Observatoire B2V des MémoiresAvec le boom des nouvelles technologies, il est aujourd'hui devenu plus facile d'accéder à tout type d'information. Respect de la vie privée, accès à l'information, sauvegarde des données, droit à l'oubli, surveillance, sousveillance... sont autant de préoccupations d'actualité en lien avec le numérique.

Mémoire Digitale - Tel était le thème d'un échange entre le Professeur Jean-Gabriel Ganascia, informaticien philosophe - spécialiste en intelligence artificielle et membre du Conseil Scientifique de l'Observatoire B2V des Mémoires et Denis Peschanski, Historien, Directeur de Recherche au CNRS, Directeur Scientifique de l'Equipement d'Excellence MATRICE (Memory Analysis Tools for Research through International Cooperation and Experimentations), Président des Conseils Scientifiques du Mémorial de Caen et du mémorial du Camp de Rivesaltes, membre du Conseil Scientifique de l'Observatoire B2V des Mémoires.

Les différents sujets abordés lors de cet échange ciblé sur la mémoire digitale sont les suivants :

  • la définition de la mémoire numérique
  • le passage de la surveillance à la sousveillance
  • les conséquences du droit à l'oubli

Dialogue entre Jean-Gabriel Ganascia et Denis Peschanski (Extraits)

Qu'est-ce que la mémoire numérique ?

Jean-Gabriel GanasciaJGG : Il y a des dispositifs de stockage de l'information qui sont capables d'emmagasiner des quantités incroyables d'information sous toutes les formes (visuelles, auditives et textuelles). On est capable d'enregistrer en permanence les images que voit un individu. Le projet Google Glass qui est développé par le moteur de recherche Google permet à chacun d'enregistrer son champ visuel et son champ auditif pendant toute sa vie.

Quels sont les obstacles à cette mémoire numérique ?

JGG : Le paradoxe de cette mémoire numérique est qu'à la fois elle est considérable, c'est une hyper mémoire parce que on peut tout stocker. Mais d'un autre côté c'est une mémoire extrêmement fragile.

Denis PeschanskiDP : Les questions de la fragilité de ces données et de la migration de ces données se posent parce que les supports ne sont pas éternels.

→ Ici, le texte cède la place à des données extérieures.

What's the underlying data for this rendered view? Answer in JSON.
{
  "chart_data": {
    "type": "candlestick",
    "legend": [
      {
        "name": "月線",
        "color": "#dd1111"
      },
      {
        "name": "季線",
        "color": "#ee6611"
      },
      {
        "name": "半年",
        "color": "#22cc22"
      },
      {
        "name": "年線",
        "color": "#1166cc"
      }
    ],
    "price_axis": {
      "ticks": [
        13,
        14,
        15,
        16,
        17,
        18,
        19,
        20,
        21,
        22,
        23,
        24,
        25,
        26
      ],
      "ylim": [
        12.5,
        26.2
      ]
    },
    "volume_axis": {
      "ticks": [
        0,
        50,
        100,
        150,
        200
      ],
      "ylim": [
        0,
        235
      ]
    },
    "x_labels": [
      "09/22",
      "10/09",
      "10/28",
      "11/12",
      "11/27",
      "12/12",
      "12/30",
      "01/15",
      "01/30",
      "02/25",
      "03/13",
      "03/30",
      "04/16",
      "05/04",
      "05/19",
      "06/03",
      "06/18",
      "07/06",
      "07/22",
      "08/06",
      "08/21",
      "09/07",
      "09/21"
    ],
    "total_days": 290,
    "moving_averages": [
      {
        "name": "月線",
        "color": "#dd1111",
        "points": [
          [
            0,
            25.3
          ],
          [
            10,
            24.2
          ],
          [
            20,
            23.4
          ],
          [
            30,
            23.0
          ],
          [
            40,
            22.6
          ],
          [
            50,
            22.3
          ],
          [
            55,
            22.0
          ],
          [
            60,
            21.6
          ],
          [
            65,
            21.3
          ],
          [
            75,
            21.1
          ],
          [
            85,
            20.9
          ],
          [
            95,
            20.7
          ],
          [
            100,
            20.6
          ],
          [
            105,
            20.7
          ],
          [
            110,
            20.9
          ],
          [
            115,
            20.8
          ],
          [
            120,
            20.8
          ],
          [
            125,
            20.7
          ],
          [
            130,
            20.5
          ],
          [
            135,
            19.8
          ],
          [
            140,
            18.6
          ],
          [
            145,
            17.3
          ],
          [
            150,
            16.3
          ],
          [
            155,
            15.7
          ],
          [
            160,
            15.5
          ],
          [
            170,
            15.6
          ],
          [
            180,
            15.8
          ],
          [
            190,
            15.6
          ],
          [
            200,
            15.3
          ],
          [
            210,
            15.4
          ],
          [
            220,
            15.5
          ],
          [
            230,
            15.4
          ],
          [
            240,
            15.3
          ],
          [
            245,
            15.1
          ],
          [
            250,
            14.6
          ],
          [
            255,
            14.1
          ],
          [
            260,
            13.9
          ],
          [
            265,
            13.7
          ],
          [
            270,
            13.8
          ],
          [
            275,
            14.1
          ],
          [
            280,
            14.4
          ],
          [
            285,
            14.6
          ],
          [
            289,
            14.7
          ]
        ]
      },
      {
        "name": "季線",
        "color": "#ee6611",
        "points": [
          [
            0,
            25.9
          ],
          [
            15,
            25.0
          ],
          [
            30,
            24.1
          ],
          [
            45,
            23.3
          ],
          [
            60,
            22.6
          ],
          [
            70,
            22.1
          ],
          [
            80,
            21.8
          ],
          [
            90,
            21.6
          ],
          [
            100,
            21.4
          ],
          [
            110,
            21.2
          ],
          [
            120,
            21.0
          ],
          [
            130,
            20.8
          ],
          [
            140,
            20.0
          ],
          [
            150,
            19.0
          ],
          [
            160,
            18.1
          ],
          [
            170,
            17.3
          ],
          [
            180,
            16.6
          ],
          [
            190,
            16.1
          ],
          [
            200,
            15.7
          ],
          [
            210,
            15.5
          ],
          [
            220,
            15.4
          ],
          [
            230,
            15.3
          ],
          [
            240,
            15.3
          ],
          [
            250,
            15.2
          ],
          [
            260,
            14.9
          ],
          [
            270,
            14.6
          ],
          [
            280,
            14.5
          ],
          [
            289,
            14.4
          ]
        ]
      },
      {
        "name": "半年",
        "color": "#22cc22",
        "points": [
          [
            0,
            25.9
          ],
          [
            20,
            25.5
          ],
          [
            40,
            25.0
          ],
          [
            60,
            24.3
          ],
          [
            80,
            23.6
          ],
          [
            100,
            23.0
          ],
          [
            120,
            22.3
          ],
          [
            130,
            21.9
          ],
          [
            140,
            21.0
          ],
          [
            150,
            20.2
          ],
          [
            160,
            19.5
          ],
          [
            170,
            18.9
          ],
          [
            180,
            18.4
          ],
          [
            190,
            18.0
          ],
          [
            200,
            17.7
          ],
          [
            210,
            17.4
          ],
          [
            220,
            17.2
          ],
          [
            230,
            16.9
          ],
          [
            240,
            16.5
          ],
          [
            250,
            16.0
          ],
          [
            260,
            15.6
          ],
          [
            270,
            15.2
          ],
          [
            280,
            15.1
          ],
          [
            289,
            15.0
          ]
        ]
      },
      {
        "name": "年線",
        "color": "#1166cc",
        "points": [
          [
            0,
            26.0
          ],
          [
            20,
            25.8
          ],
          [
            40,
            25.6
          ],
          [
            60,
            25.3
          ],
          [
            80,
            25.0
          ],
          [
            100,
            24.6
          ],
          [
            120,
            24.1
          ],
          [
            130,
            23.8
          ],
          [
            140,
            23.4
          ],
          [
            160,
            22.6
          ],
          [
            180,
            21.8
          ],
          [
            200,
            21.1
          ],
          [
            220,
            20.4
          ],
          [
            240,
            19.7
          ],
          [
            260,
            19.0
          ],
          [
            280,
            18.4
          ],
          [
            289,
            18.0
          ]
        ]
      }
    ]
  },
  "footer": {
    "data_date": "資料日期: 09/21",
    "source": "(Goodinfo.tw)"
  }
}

Cette fragilité elle se situe également au fait que l'on peut manipuler ces informations digitales assez facilement.

JGG : L'une des questions qui va se poser dans le futur et d'essayer d'assurer la pérennité de ces mémoires, pérennité physique et pérennité logique.

La surveillance des individus est-elle de plus en plus importante ?

JGG : On paie avec sa carte bleue, lorsque l'on va dans le métro on utilise son Pass Navigo, lorsque l'on va chez le médecin on utilise sa carte de santé ; donc si l'on devait croiser toutes ces informations, nous serions suivis à la trace.

N'importe qui peut prendre en continu des images sur le monde environnant et non seulement les stocker mais également de les divulguer.

Pourquoi le phénomène de sousveillance a-t-il fait son apparition ?

JGG : Un technologue américain a introduit un néologisme, pour exprimer cette tension. Il oppose la surveillance qui est cette captation de l'information à partir du haut à la sousveillance qui est cette capacité qu'a chaque individu de prendre de l'information et de la diffuser.

DP : La sousveillance est la volonté de vouloir faire naitre de la société même la volonté de contrôle de l'Etat. De partir de la société grâce aux moyens technologiques qui le permettent aujourd'hui, de faire naitre là un instrument de contrôle, l'Etat étant forcement le pôle négatif et l'individu le pôle positif.

JGG : C'est un phénomène assez nouveau, qui est lié aux technologies de l'information. Cela a des conséquences tout à fait considérables parce qu'aujourd'hui, les hommes politiques, les pouvoirs institués aujourd'hui sont extrêmement vulnérables puisque n'importe qui peut prendre de l'information.

Qui sont les protagonistes de la sousveillance ?

JGG : Julian Assange avec Wikileaks, n'est pas un militant de la transparence. Il a commencé sa carrière en concevant des systèmes de cryptographie qui étaient destinés aux citoyens pour lutter contre la surveillance. Il s'est ensuite dit, que si l'on veut aider le citoyen, non seulement il faut lutter contre la surveillance, c'est à dire le protéger des forts mais aussi lui donner les armes. On va donc surveiller les surveillants et essayer de promouvoir cette captation de l'information mais également aider les citoyens à la diffuser et à la mettre à disposition de tout le monde.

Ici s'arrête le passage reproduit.